Don't Play The Child Card With Me

Don't get me wrong: Often it's okay to play the Child Card. But don't abuse it. Don't think that because life is so difficult for you as a parent, non-parents are obliged to make your life easier. I'll let you decide the date and place we meet. I won't comment on you turning up an hour late. But it's because I'm being nice, not because I owe it to you.

Pets at Home recently announced that they'd give a day of 'peternity leave' to help people settle in their new pets. This makes a move in the right direction: it acknowledges that there can be good reasons for leniency at work beyond those to do with children.

Parenting is hard. Every moment of your time is swallowed up by the little person whose existence depends on you. That's why (at least for the moment), I've exercised my right to reproductive liberty by choosing not to become a parent. My time is too full of other things: things I enjoy and things I want to achieve. So, why should I have to suffer as a result of other people's reproductive choices?

Most pregnancies in the developed world are planned: people know what they are letting themselves in for, and decide to go for it anyway because of the 'joys of parenthood'. As a nation, we place high value on reproductive liberty: most of us agree that contraception should be freely available, and most would view it as oppressive if the government were to make policies that incentivised having only one child. But what we seem to have forgotten is that with freedom, comes responsibility. People need to be held individually responsible for the decisions that they make about whether to have children.

But this isn't how the status quo is operating. Instead, the burdens of parenthood are seen as a collective responsibility. I, as a childless person, must make sacrifices to compensate parents for the difficulties that they are enduring. You see this in the special weight that child-related reasons carry when decisions are being made. Attending a child's nativity play is viewed as a better reason for an afternoon off than spending time with a friend who is feeling low.

A lot of the time, using the Child Card is perfectly legitimate. Having children disproportionately burdens women, and is a major factor in maintaining the gender pay gap (women in the UK earn around 18% less than men). It's absolutely right that more needs to happen at the level of workplace policy to make it feasible for parents to continue to progress their careers after having children. I'm happy with the Child Card being played as an argument for flexible working hours and part-time positions. But these options should be available for non-parents in difficult circumstances too.

The Child Card is often being abused, being used in situations where gender equality arguments simply aren't relevant, or where the excuse isn't about meeting the child's needs. Recently a group of us (all women) were deciding on a date for a meeting. We'd already established that this needed to be on a day when the mother had childcare. That's fine. But even after this, the mother still had greater bargaining power and chose the date, justified by how difficult her life had become - as if the lives of the rest of us were a breeze, and that this terrible burden had involuntarily been imposed on her.
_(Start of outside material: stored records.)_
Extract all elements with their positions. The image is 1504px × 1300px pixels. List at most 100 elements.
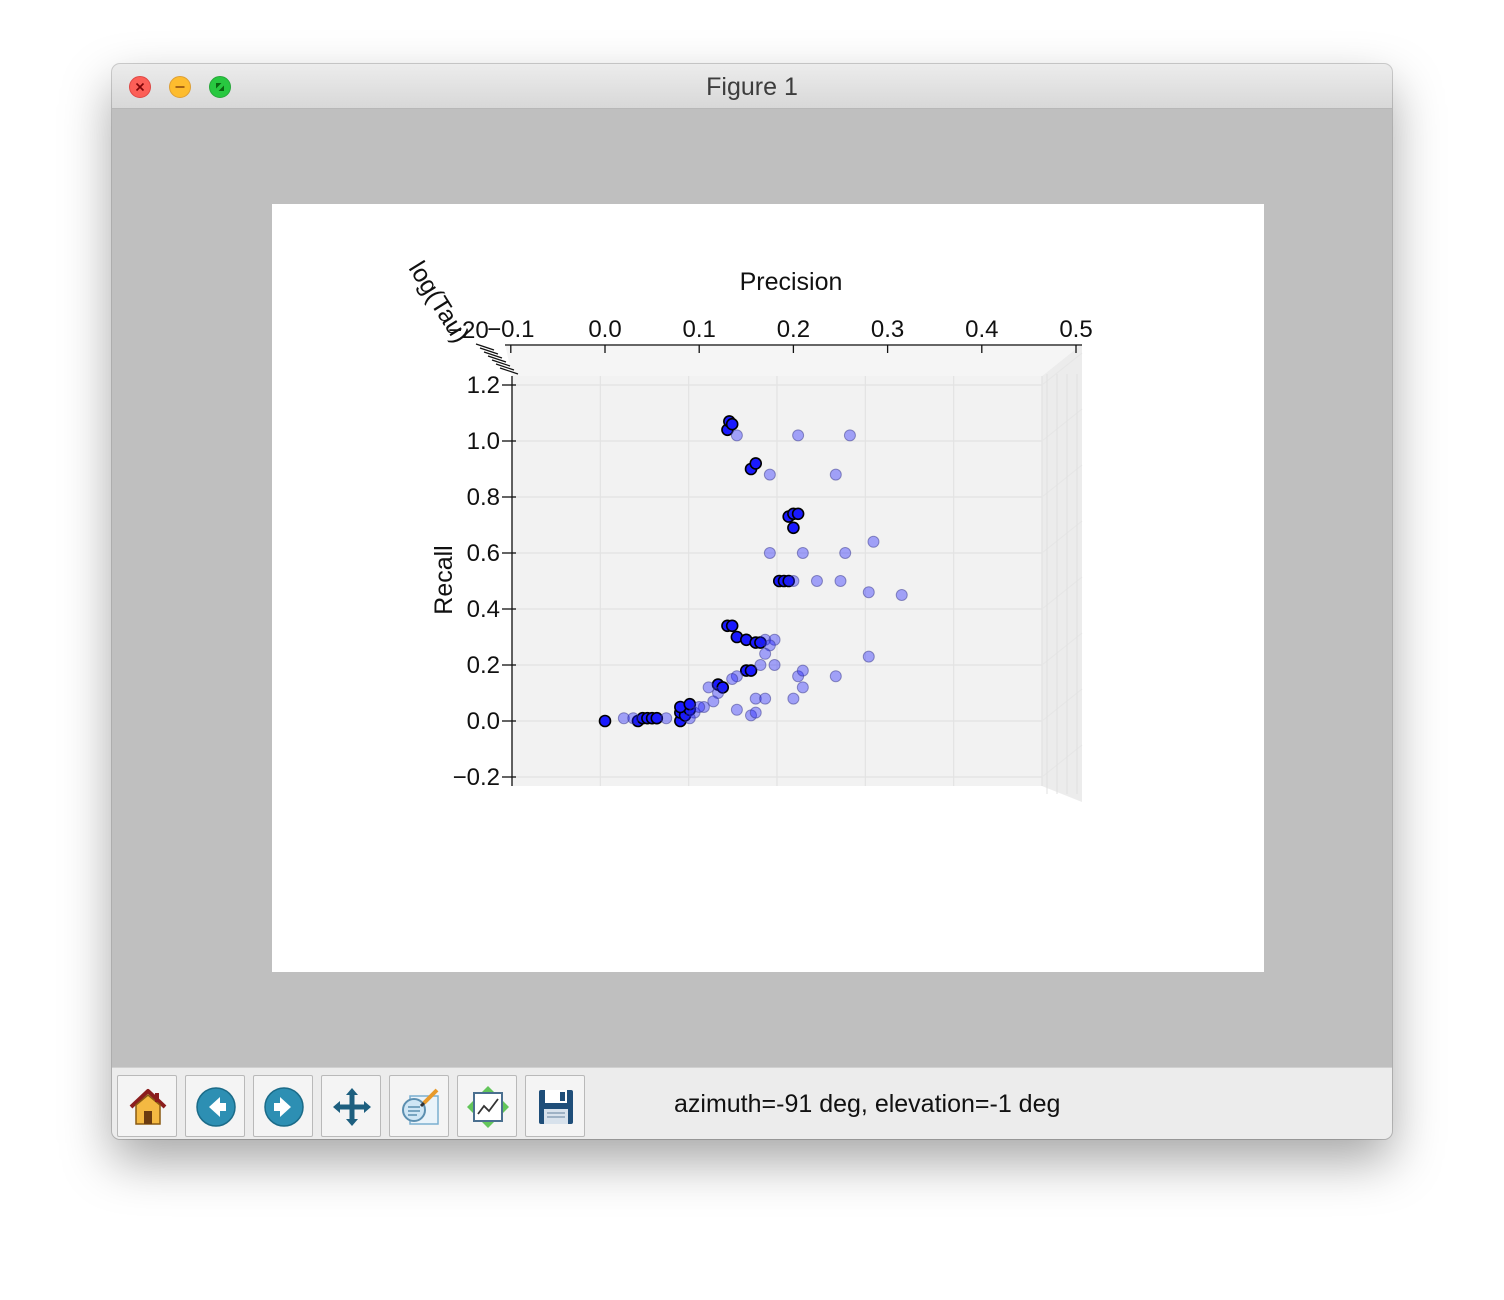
navigation-toolbar: azimuth=-91 deg, elevation=-1 deg <box>112 1067 1392 1139</box>
close-icon <box>135 82 145 92</box>
x-tick-label: 0.1 <box>683 316 716 343</box>
title-bar[interactable]: Figure 1 <box>112 64 1392 109</box>
y-tick-label: −0.2 <box>453 764 500 791</box>
x-axis-label: Precision <box>740 268 843 296</box>
data-point <box>810 575 823 587</box>
data-point <box>796 681 809 694</box>
y-tick-label: 1.2 <box>467 372 500 399</box>
data-point <box>730 429 743 442</box>
zoom-rect-icon <box>402 1088 439 1125</box>
y-axis-label: Recall <box>430 545 458 614</box>
y-tick-label: 0.6 <box>467 540 500 567</box>
data-point <box>725 619 739 633</box>
data-point <box>787 692 800 705</box>
grid-line-side <box>1041 744 1083 778</box>
data-point <box>787 521 800 535</box>
z-axis-label: log(Tau) <box>403 256 475 347</box>
data-point <box>749 692 762 705</box>
y-tick-label: 1.0 <box>467 428 500 455</box>
axes-panes <box>505 344 1082 802</box>
grid-line-side <box>1041 632 1083 666</box>
data-point <box>683 712 696 725</box>
data-point <box>768 659 781 671</box>
z-tick-mark <box>483 351 503 359</box>
grid-line-side <box>1041 352 1083 386</box>
data-point <box>759 647 772 660</box>
data-point <box>617 712 630 725</box>
grid-line-side <box>1041 464 1083 498</box>
data-point <box>749 457 763 470</box>
data-points <box>598 415 908 728</box>
data-point <box>862 650 875 663</box>
data-point <box>693 701 706 713</box>
data-point <box>862 586 875 599</box>
forward-button[interactable] <box>253 1075 313 1137</box>
y-tick-label: 0.8 <box>467 484 500 511</box>
home-button[interactable] <box>117 1075 177 1137</box>
data-point <box>725 417 739 431</box>
x-tick-label: −0.1 <box>487 316 534 343</box>
figure-canvas[interactable]: −0.1 0.0 0.1 0.2 0.3 0.4 0.5 −0.2 0.0 0.2 0.4 0.6 0.… <box>272 204 1264 972</box>
data-point <box>744 664 758 677</box>
data-point <box>839 547 852 559</box>
y-tick-label: 0.2 <box>467 652 500 679</box>
x-tick-label: 0.3 <box>871 316 904 343</box>
z-tick-mark <box>499 367 519 375</box>
x-tick-label: 0.4 <box>965 316 998 343</box>
z-tick-mark <box>475 343 495 351</box>
data-point <box>829 468 842 481</box>
home-icon <box>129 1089 167 1125</box>
subplots-button[interactable] <box>457 1075 517 1137</box>
data-point <box>697 701 710 713</box>
data-point <box>627 712 640 725</box>
save-button[interactable] <box>525 1075 585 1137</box>
right-pane <box>1042 344 1082 802</box>
data-point <box>702 681 715 694</box>
grid-line-side <box>1041 408 1083 442</box>
tick-labels: −0.1 0.0 0.1 0.2 0.3 0.4 0.5 −0.2 0.0 0.2 0.4 0.6 0.… <box>448 316 1093 791</box>
data-point <box>895 589 908 601</box>
data-point <box>792 429 805 442</box>
data-point <box>763 547 776 559</box>
minimize-button[interactable] <box>169 76 191 98</box>
data-point <box>749 706 762 719</box>
data-point <box>843 429 856 442</box>
back-button[interactable] <box>185 1075 245 1137</box>
move-arrows-icon <box>333 1088 371 1126</box>
data-point <box>707 695 720 708</box>
data-point <box>867 535 880 548</box>
zoom-button[interactable] <box>389 1075 449 1137</box>
arrow-right-icon <box>264 1087 304 1127</box>
y-tick-label: 0.0 <box>467 708 500 735</box>
floppy-disk-icon <box>539 1090 573 1124</box>
window-title: Figure 1 <box>706 73 798 101</box>
y-tick-label: 0.4 <box>467 596 500 623</box>
data-point <box>759 692 772 705</box>
z-tick-mark <box>491 359 511 367</box>
data-point <box>754 659 767 671</box>
x-tick-label: 0.2 <box>777 316 810 343</box>
data-point <box>726 673 739 685</box>
scatter-3d-plot[interactable]: −0.1 0.0 0.1 0.2 0.3 0.4 0.5 −0.2 0.0 0.2 0.4 0.6 0.… <box>272 204 1264 972</box>
arrow-left-icon <box>196 1087 236 1127</box>
grid-line-side <box>1041 576 1083 610</box>
zoom-window-button[interactable] <box>209 76 231 98</box>
grid-line-side <box>1041 688 1083 722</box>
data-point <box>796 547 809 559</box>
top-pane <box>505 344 1082 376</box>
data-point <box>782 574 795 588</box>
data-point <box>660 712 673 725</box>
close-button[interactable] <box>129 76 151 98</box>
data-point <box>598 714 612 728</box>
fullscreen-icon <box>216 83 224 91</box>
data-point <box>796 664 809 677</box>
x-tick-label: 0.0 <box>588 316 621 343</box>
z-tick-mark <box>479 347 499 355</box>
data-point <box>787 575 800 587</box>
grid-line-side <box>1041 520 1083 554</box>
z-tick-mark <box>487 355 507 363</box>
status-readout: azimuth=-91 deg, elevation=-1 deg <box>674 1090 1061 1118</box>
data-point <box>791 507 805 521</box>
subplots-icon <box>467 1086 509 1128</box>
pan-button[interactable] <box>321 1075 381 1137</box>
This is like expecting to be waited on hand and foot through a hangover. If your friends and colleagues are nice, they'll go easy on you. But you don't deserve this special treatment.

You might protest that parents are performing a service to society by bringing up children, and so non-parents have a collective responsibility to make parents' lives easier. According to parent Kyle Smith, "Non-parents should fetch us lattes daily and offer to do light housekeeping", since "Parents make the critically necessary sacrifice without which society would collapse".

It's true, society would collapse if there were no more children - but that doesn't mean we need reproduction to continue at the current rate, contributing to overcrowding schools and hospitals. Instead, perhaps the rewards should be for those of us overcoming our reproductive urges and putting less strain on public services. And if we're concerned with rewarding people for good deeds to society, let's give people time off for charity and community work.

In any case, I don't know any parents who decided to have children as a sacrifice for the greater good of society. They did it because it's something that they wanted to do for themselves. Why get rewarded for something you were going to do anyway?

Don't get me wrong: Often it's okay to play the Child Card. But don't abuse it. Don't think that because life is so difficult for you as a parent, non-parents are obliged to make your life easier. I'll let you decide the date and place we meet. I won't comment on you turning up an hour late. But it's because I'm being nice, not because I owe it to you.